Um sentimento tão profundo que
não se restringe apenas aos eventuais pacientes; mas, especialmente, a todos os
profissionais que estão nas linhas de frente da Pandemia. Afinal, eles estão expostos
diariamente ao vírus; mas, também, as condições exaustivas e insalubres
impostas pela alta demanda pandêmica acrescida das situações de rotina que
continuam a acontecer.
Cada relato, que chega dos
serviços de saúde no Brasil, soa como um grito de desespero e horror, que
poderia ter sido, no mínimo, mitigado. De repente, emerge uma consciência ácida
e cruel do quanto a indignidade tem sim, suas raízes na incompetência, na
negligência, na irresponsabilidade humana. De algum modo, o ser humano aceita
que seus semelhantes sejam privados da dignidade, dos seus direitos
fundamentais, da sua própria vida, quando vira as costas, se omite e se cala
diante dos absurdos.
Infelizmente o ser humano tende a
ser assim. Como escreveu Bertolt Brecht, “Primeiro,
levaram os negros. Mas, não me importei com isso. Eu não era negro. Em seguida,
levaram alguns operários. Mas, não me importei com isso. Eu também não era
operário. Depois, prenderam os miseráveis. Mas, não me importei com isso.

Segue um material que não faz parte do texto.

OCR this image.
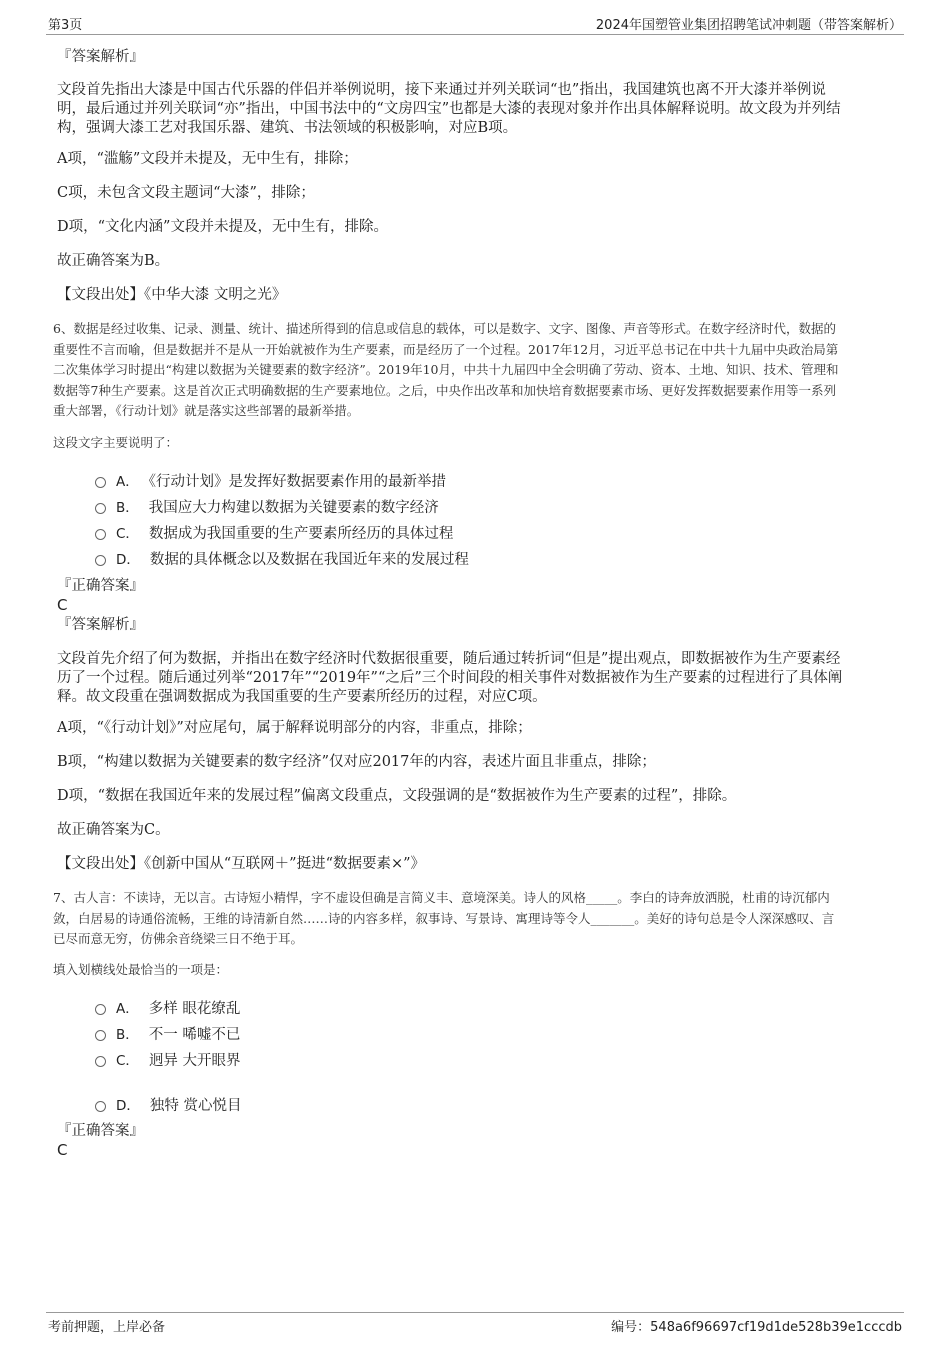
第3页	2024年国塑管业集团招聘笔试冲刺题（带答案解析）
『答案解析』

文段首先指出大漆是中国古代乐器的伴侣并举例说明，接下来通过并列关联词“也”指出，我国建筑也离不开大漆并举例说

明，最后通过并列关联词“亦”指出，中国书法中的“文房四宝”也都是大漆的表现对象并作出具体解释说明。故文段为并列结

构，强调大漆工艺对我国乐器、建筑、书法领域的积极影响，对应B项。

A项，“滥觞”文段并未提及，无中生有，排除；

C项，未包含文段主题词“大漆”，排除；

D项，“文化内涵”文段并未提及，无中生有，排除。

故正确答案为B。

【文段出处】《中华大漆 文明之光》

6、数据是经过收集、记录、测量、统计、描述所得到的信息或信息的载体，可以是数字、文字、图像、声音等形式。在数字经济时代，数据的

重要性不言而喻，但是数据并不是从一开始就被作为生产要素，而是经历了一个过程。2017年12月，习近平总书记在中共十九届中央政治局第

二次集体学习时提出“构建以数据为关键要素的数字经济”。2019年10月，中共十九届四中全会明确了劳动、资本、土地、知识、技术、管理和

数据等7种生产要素。这是首次正式明确数据的生产要素地位。之后，中央作出改革和加快培育数据要素市场、更好发挥数据要素作用等一系列

重大部署，《行动计划》就是落实这些部署的最新举措。

这段文字主要说明了：

A． 《行动计划》是发挥好数据要素作用的最新举措
B． 我国应大力构建以数据为关键要素的数字经济
C． 数据成为我国重要的生产要素所经历的具体过程
D． 数据的具体概念以及数据在我国近年来的发展过程

『正确答案』

C

『答案解析』

文段首先介绍了何为数据，并指出在数字经济时代数据很重要，随后通过转折词“但是”提出观点，即数据被作为生产要素经

历了一个过程。随后通过列举“2017年”“2019年”“之后”三个时间段的相关事件对数据被作为生产要素的过程进行了具体阐

释。故文段重在强调数据成为我国重要的生产要素所经历的过程，对应C项。

A项，“《行动计划》”对应尾句，属于解释说明部分的内容，非重点，排除；

B项，“构建以数据为关键要素的数字经济”仅对应2017年的内容，表述片面且非重点，排除；

D项，“数据在我国近年来的发展过程”偏离文段重点，文段强调的是“数据被作为生产要素的过程”，排除。

故正确答案为C。

【文段出处】《创新中国从“互联网＋”挺进“数据要素×”》

7、古人言：不读诗，无以言。古诗短小精悍，字不虚设但确是言简义丰、意境深美。诗人的风格_____。李白的诗奔放洒脱，杜甫的诗沉郁内

敛，白居易的诗通俗流畅，王维的诗清新自然……诗的内容多样，叙事诗、写景诗、寓理诗等令人_______。美好的诗句总是令人深深感叹、言

已尽而意无穷，仿佛余音绕梁三日不绝于耳。

填入划横线处最恰当的一项是：

A． 多样 眼花缭乱
B． 不一 唏嘘不已
C． 迥异 大开眼界
D． 独特 赏心悦目

『正确答案』

C

考前押题，上岸必备	编号：548a6f96697cf19d1de528b39e1cccdb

Porque eu não sou miserável. Depois, agarraram uns desempregados. Mas, como
tenho meu emprego, também não me importei. Agora, estão me levando. Mas, já é
tarde. Como eu não me importei com ninguém, ninguém se importa comigo”. O
ser humano sempre se esquece que ao se esquecer dos outros pode haver alguém
que se esqueça dele também.
É assim que se fia a indignidade
humana. Despercebendo. Desqualificando. Desconsiderando. Invisibilizando os
outros, até que, desaparecemos também. Quando nos permitimos acreditar que uns
são mais que outros, a naturalizar as desigualdades, nos abstemos de pensar que
essa ideia não é privativa da nossa consciência e que outros podem tê-la
também. Por isso há tantas indignidades espalhadas pelo mundo e tantos
indigentes cegos da sua própria condição.